İsrail’in Asya’daki en büyük müşterisi
De Telegraaf gazetesi bu anlaşmayla, Barzani’nin hükmettiği Kürt bölgesinin, İsrail’in Asya’daki en büyük müşterisi haline geldiğini ve İsrail’in, silahları Kuzey Irak’a Irak-Suriye sınırından ulaştıracağını haber verdi. Barzani, Türkiye egemenleriyle birlikte, Amerika ve İsrail’in bölgedeki öncelikli oyuncularındandır. Dolayısıyla, Amerika ve İsrail Türkiye’deki Kürt sorununu Barzani üzerinden çözmek ve bölgede Kürtler’i Barzani liderliği altında toplamak istemektedir. Esad’ın Suriye’nin Kuzeyi’nde PYD’ye serbesti tanımasıyla birlikte Türk medyasında boy gösteren bütün Türk ve Kürt uzmanı Amerikalılar’ın Kürtler’in liderliğini PYD’nin değil, Barzani’nin alacağını söyleyip durmalarının ardında yatan budur. Sanki yeterince tekrarlarlarsa gerçekleşeceğini umar bir halleri var.
‘PKK Baasçı’
‘PKK Kemalist’
Buradan bir Baasçılık’a varmak mümkün değil. Ancak Kemalistlik ve Baasçılık “suçlaması” PKK’ya yalnızca Nasname’nin getirdiği bir suçlama değil. Liberaller, AKP’liler, cemaatçiler, Taraf, Akit gazeteleri zaman zaman benzer suçlamalarda bulunuyor, biliyoruz.
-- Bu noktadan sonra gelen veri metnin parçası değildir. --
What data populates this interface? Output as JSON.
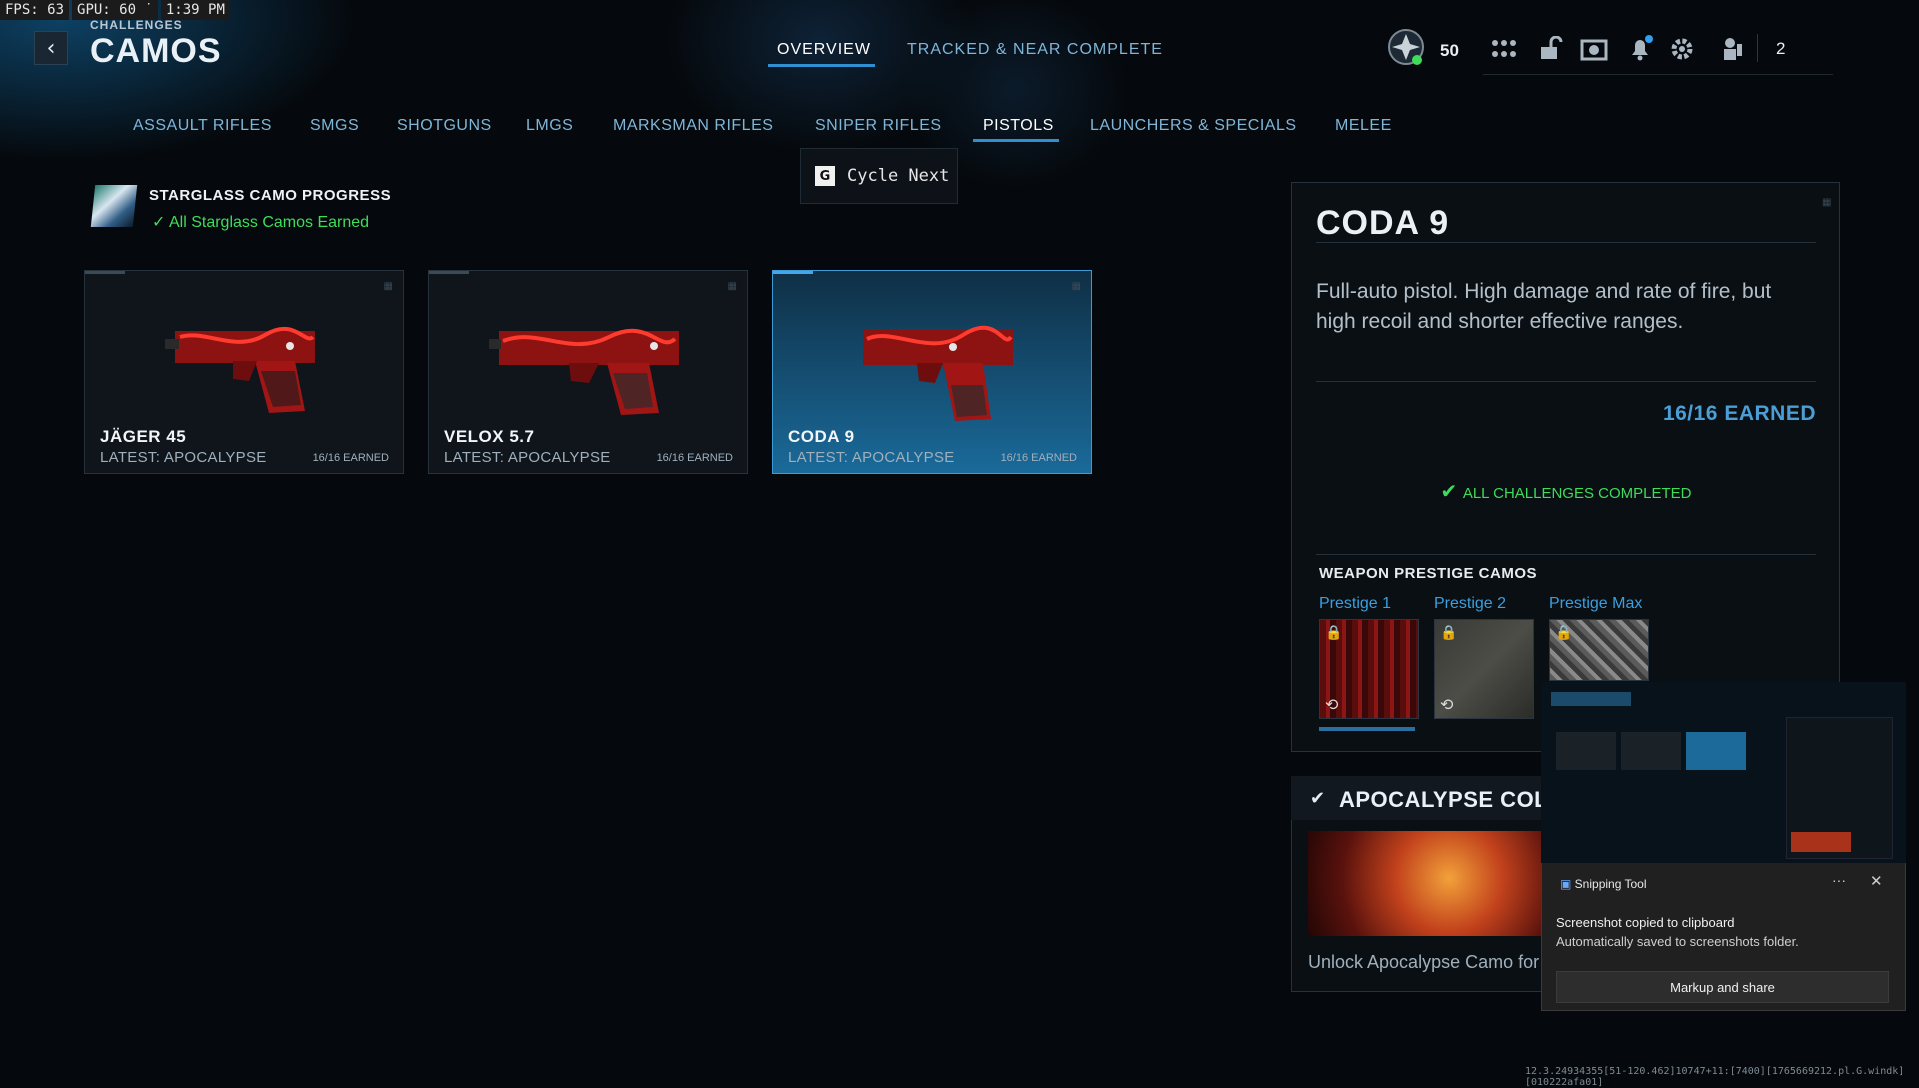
{
  "perf": {
    "fps": "FPS:  63",
    "gpu": "GPU: 60 ˙",
    "time": "1:39 PM"
  },
  "header": {
    "breadcrumb": "CHALLENGES",
    "title": "CAMOS",
    "tabs": [
      {
        "label": "OVERVIEW",
        "active": true
      },
      {
        "label": "TRACKED & NEAR COMPLETE",
        "active": false
      }
    ],
    "rank": "50",
    "party_count": "2",
    "icons": [
      "rank-emblem-icon",
      "apps-grid-icon",
      "unlock-icon",
      "camera-icon",
      "bell-icon",
      "gear-icon",
      "party-icon"
    ]
  },
  "categories": [
    {
      "label": "ASSAULT RIFLES"
    },
    {
      "label": "SMGS"
    },
    {
      "label": "SHOTGUNS"
    },
    {
      "label": "LMGS"
    },
    {
      "label": "MARKSMAN RIFLES"
    },
    {
      "label": "SNIPER RIFLES"
    },
    {
      "label": "PISTOLS",
      "active": true
    },
    {
      "label": "LAUNCHERS & SPECIALS"
    },
    {
      "label": "MELEE"
    }
  ],
  "cycle": {
    "key": "G",
    "label": "Cycle Next"
  },
  "starglass": {
    "title": "STARGLASS CAMO PROGRESS",
    "status": "All Starglass Camos Earned"
  },
  "weapons": [
    {
      "name": "JÄGER 45",
      "latest": "LATEST: APOCALYPSE",
      "earned": "16/16 EARNED"
    },
    {
      "name": "VELOX 5.7",
      "latest": "LATEST: APOCALYPSE",
      "earned": "16/16 EARNED"
    },
    {
      "name": "CODA 9",
      "latest": "LATEST: APOCALYPSE",
      "earned": "16/16 EARNED",
      "selected": true
    }
  ],
  "detail": {
    "name": "CODA 9",
    "description": "Full-auto pistol. High damage and rate of fire, but high recoil and shorter effective ranges.",
    "earned": "16/16 EARNED",
    "completed": "ALL CHALLENGES COMPLETED",
    "prestige_heading": "WEAPON PRESTIGE CAMOS",
    "prestige": [
      {
        "label": "Prestige 1"
      },
      {
        "label": "Prestige 2"
      },
      {
        "label": "Prestige Max"
      }
    ]
  },
  "collection": {
    "title": "APOCALYPSE COLLE",
    "description": "Unlock Apocalypse Camo for any"
  },
  "snipping": {
    "app": "Snipping Tool",
    "dots": "···",
    "message": "Screenshot copied to clipboard",
    "sub": "Automatically saved to screenshots folder.",
    "button": "Markup and share"
  },
  "build": "12.3.24934355[51-120.462]10747+11:[7400][1765669212.pl.G.windk][010222afa01]",
  "colors": {
    "accent": "#2f8fd0",
    "success": "#3fdc5a",
    "selected_card": "#1a6a9a"
  }
}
Akit gazetesi, “Apo’dan ateist Türk’e hürmet, Müslüman Kürt’e hakaret” manşetleriyle çıkmayı pek sevmekte ve defalarca açıklanmış bazı olguları kendi çarpık diliyle hatırlatmayı eksik etmemektedir. Akit’ten aktarıyorum, “Bugün ETÖ sanığı olan Doğu Perinçek ve Yalçın Küçük’ü geçmişte törenlerle karşılayan ve baş köşede ağırlayan Öcalan’ın, Peşmerge-PKK çatışmalarını engellemek için kendisi ile görüşmek isteyen Şeyh Said’in torunu Abdülmelik Fırat’a ağır hakaretlerde bulunduğu ortaya çıktı”. Akit’in söylemek istediği açıktır: Apo canavar ve “ateist” Kemalistleri, Barzanici ve İslamcı Kürtler’den daha çok seviyor.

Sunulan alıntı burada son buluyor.